2 Esdras

O nome 2 Esdras é atribuído a dois livros distintos. Um deles corresponde ao que hoje se conhece como Neemias. O outro é um texto denominado 2 Esdras que não integra o cânon judaico, protestante, católico ou ortodoxo. Este livro foi escrito tardiamente para ser incluído na Septuaginta, mas foi incorporado como apêndice da Vulgata e também está presente entre os Apócrifos da versão King James e da Revised Standard Version.

O livro de 2 Esdras é uma antologia, dividida em três partes. A mais antiga, 2 Esdras 3–14, é um apocalipse judaico geralmente conhecido como “4 Esdras” ou “Apocalipse de Esdras”, datado entre 95 e 100 d.C. As partes denominadas “5 Esdras” e “6 Esdras”, correspondentes a 2 Esdras 1–2 e 15–16, respectivamente, são textos apocalípticos cristãos do segundo ou terceiro século d.C.

A primeira seção, conhecida como 5 Esdras (2 Esdras 1-2), é um texto cristão do século II d.C., escrito em grego, que aborda o tema da rejeição de Israel como povo escolhido e sua substituição pela Igreja. A linguagem e o conteúdo desta seção ecoam temas do Novo Testamento, incluindo a figura do “Filho de Deus” e promessas de descanso eterno para os fiéis (2:34-35). A seção reflete o contexto de disputas entre cristãos e judeus, apresentando uma visão triunfalista do cristianismo emergente.

A segunda e mais significativa seção, chamada de 4 Esdras (2 Esdras 3-14), é um texto judaico datado de cerca de 100 d.C. Este livro foi composto em resposta à destruição de Jerusalém e do Templo pelo exército romano em 70 d.C., oferecendo uma reflexão teológica sobre o sofrimento de Israel e a justiça divina.

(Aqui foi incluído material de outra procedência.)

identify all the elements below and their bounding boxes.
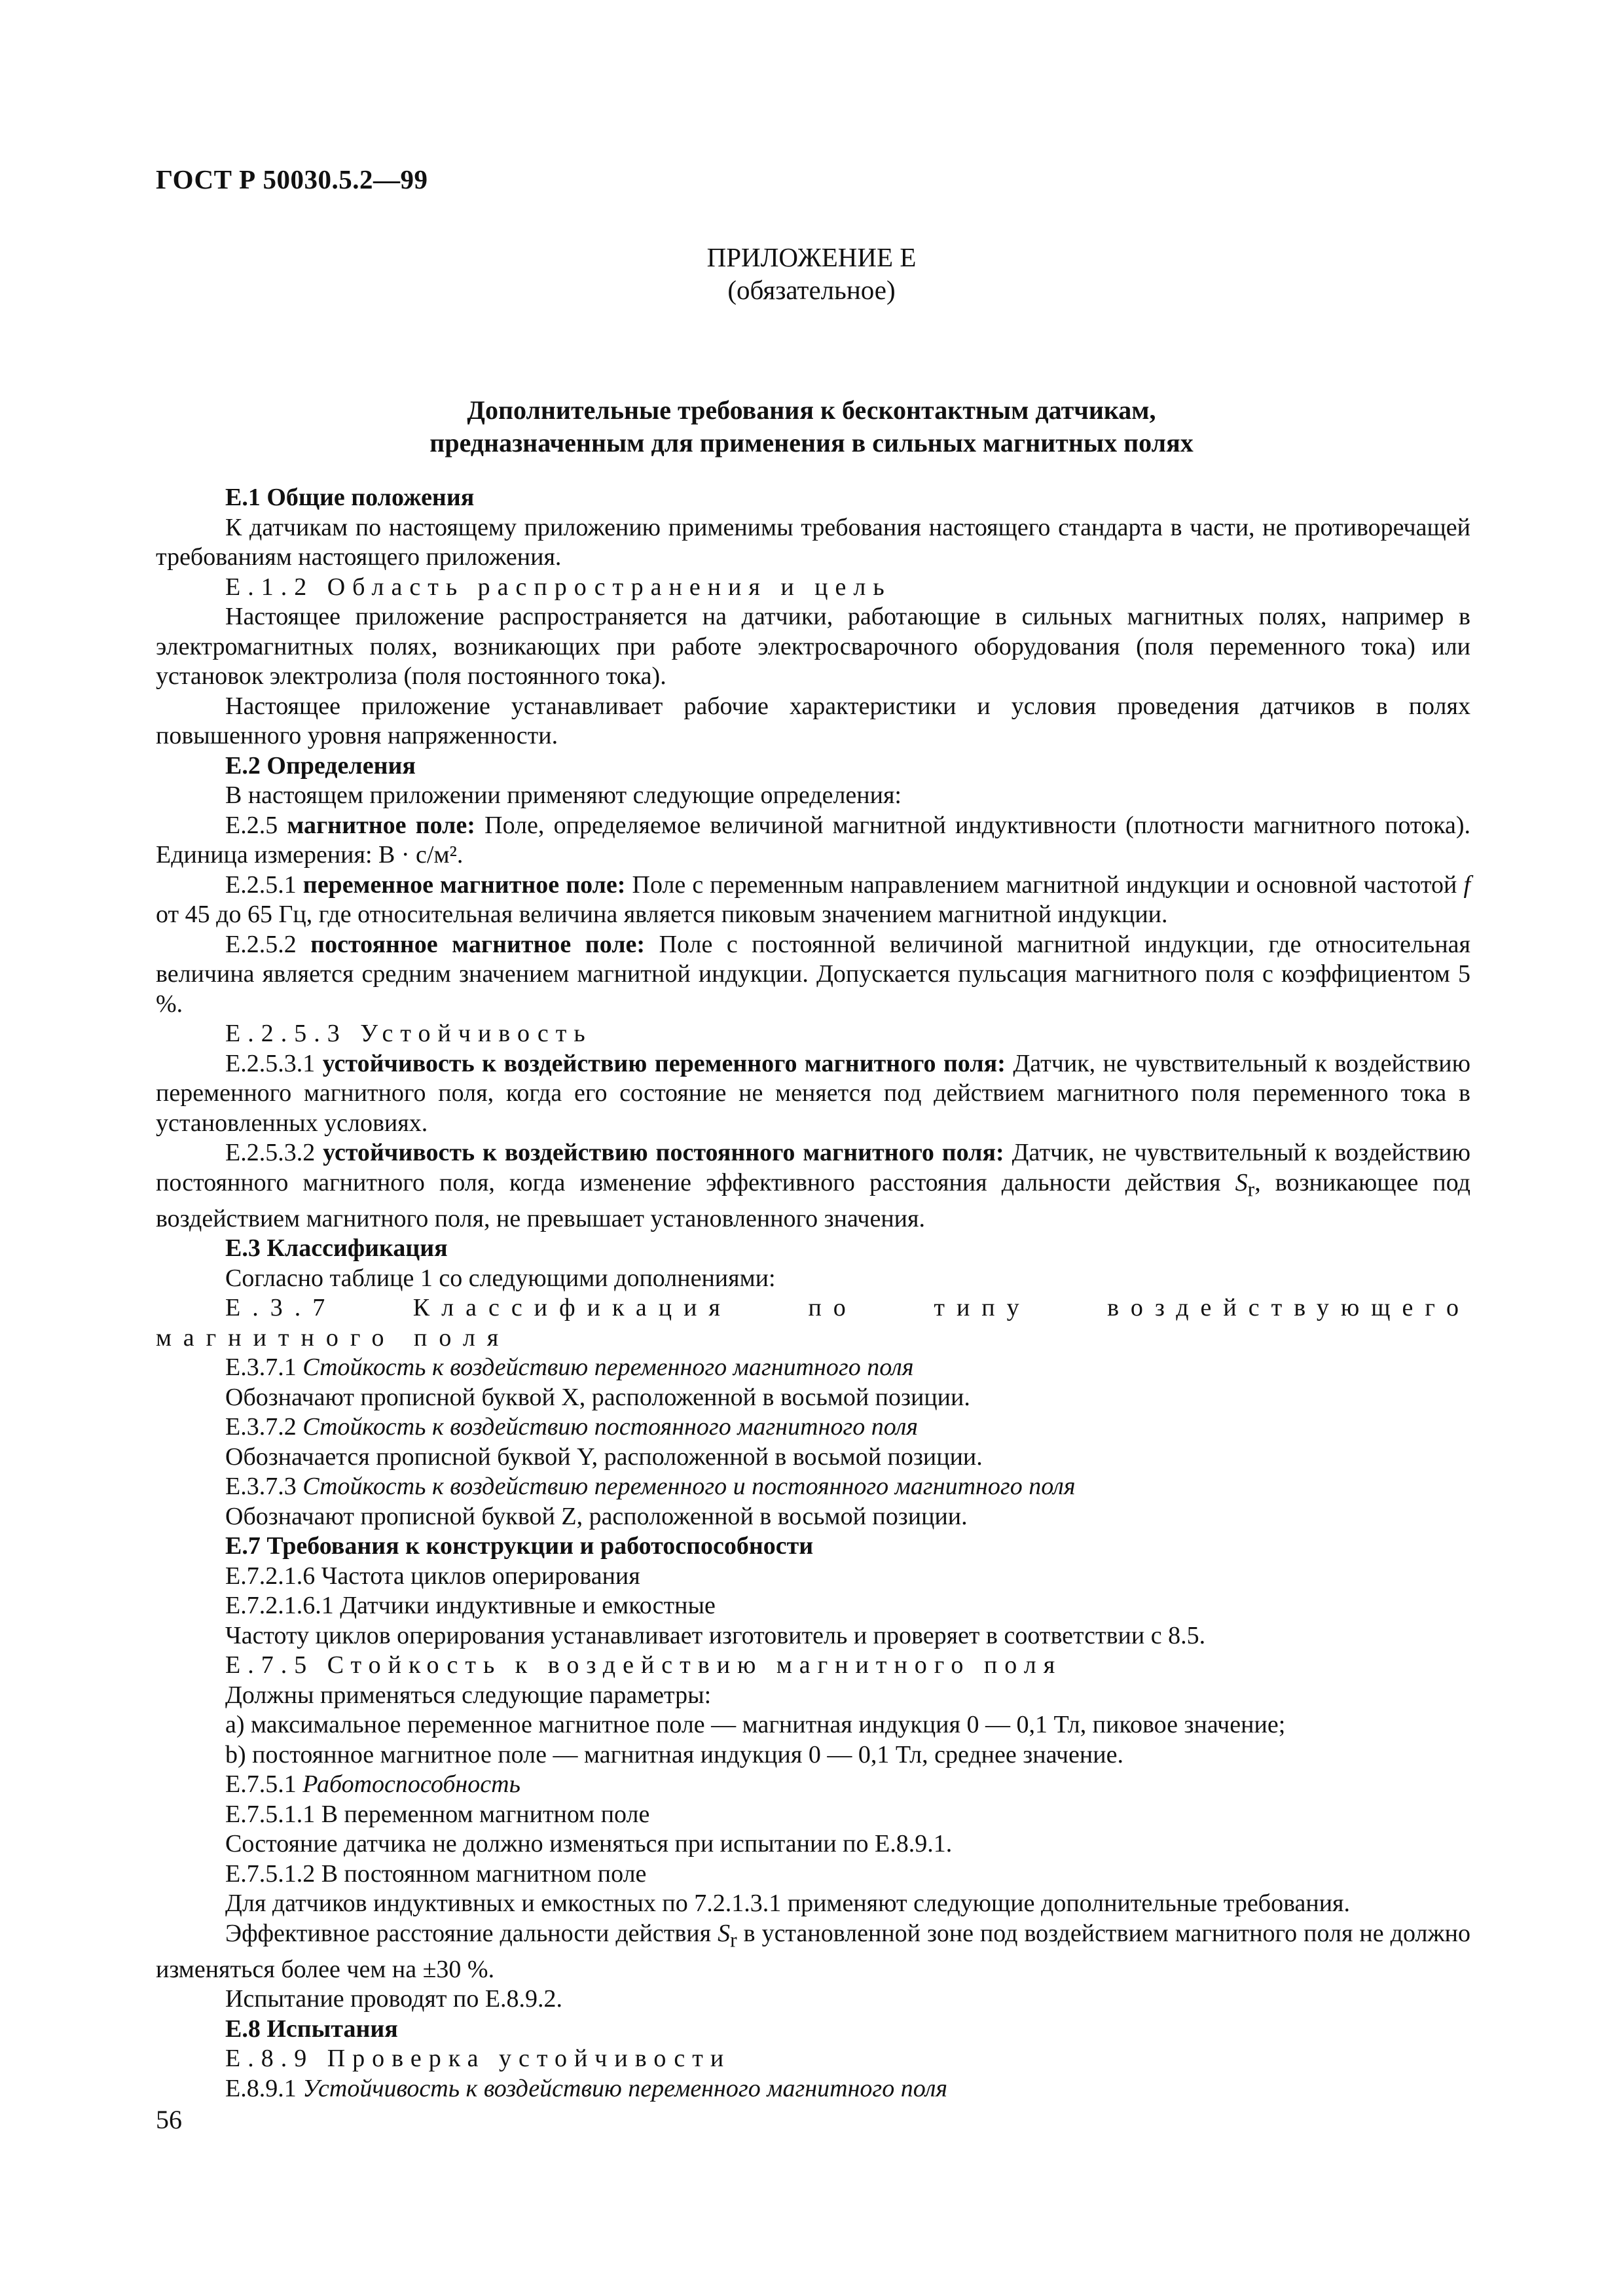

É notável o desenvolvimento do personagem de Esdras, que, ao longo das visões, cresce de um questionador aflito a um profeta plenamente consolado. O livro culmina em uma visão do Messias pré-existente e na promessa da Nova Jerusalém, reforçando a esperança escatológica judaica.

O cerne teológico de 4 Esdras reside em suas sete visões, que exploram temas como o problema do mal, a soberania divina, e a esperança messiânica. Um destaque é a visão do “homem maravilhoso” que surge do mar (capítulo 13), uma figura messiânica que derrota os gentios e estabelece o reino de Deus. Este Messias pré-existente lembra o “Filho do Homem” descrito em 1 Enoque, exemplificando a intertextualidade da literatura apocalíptica judaica.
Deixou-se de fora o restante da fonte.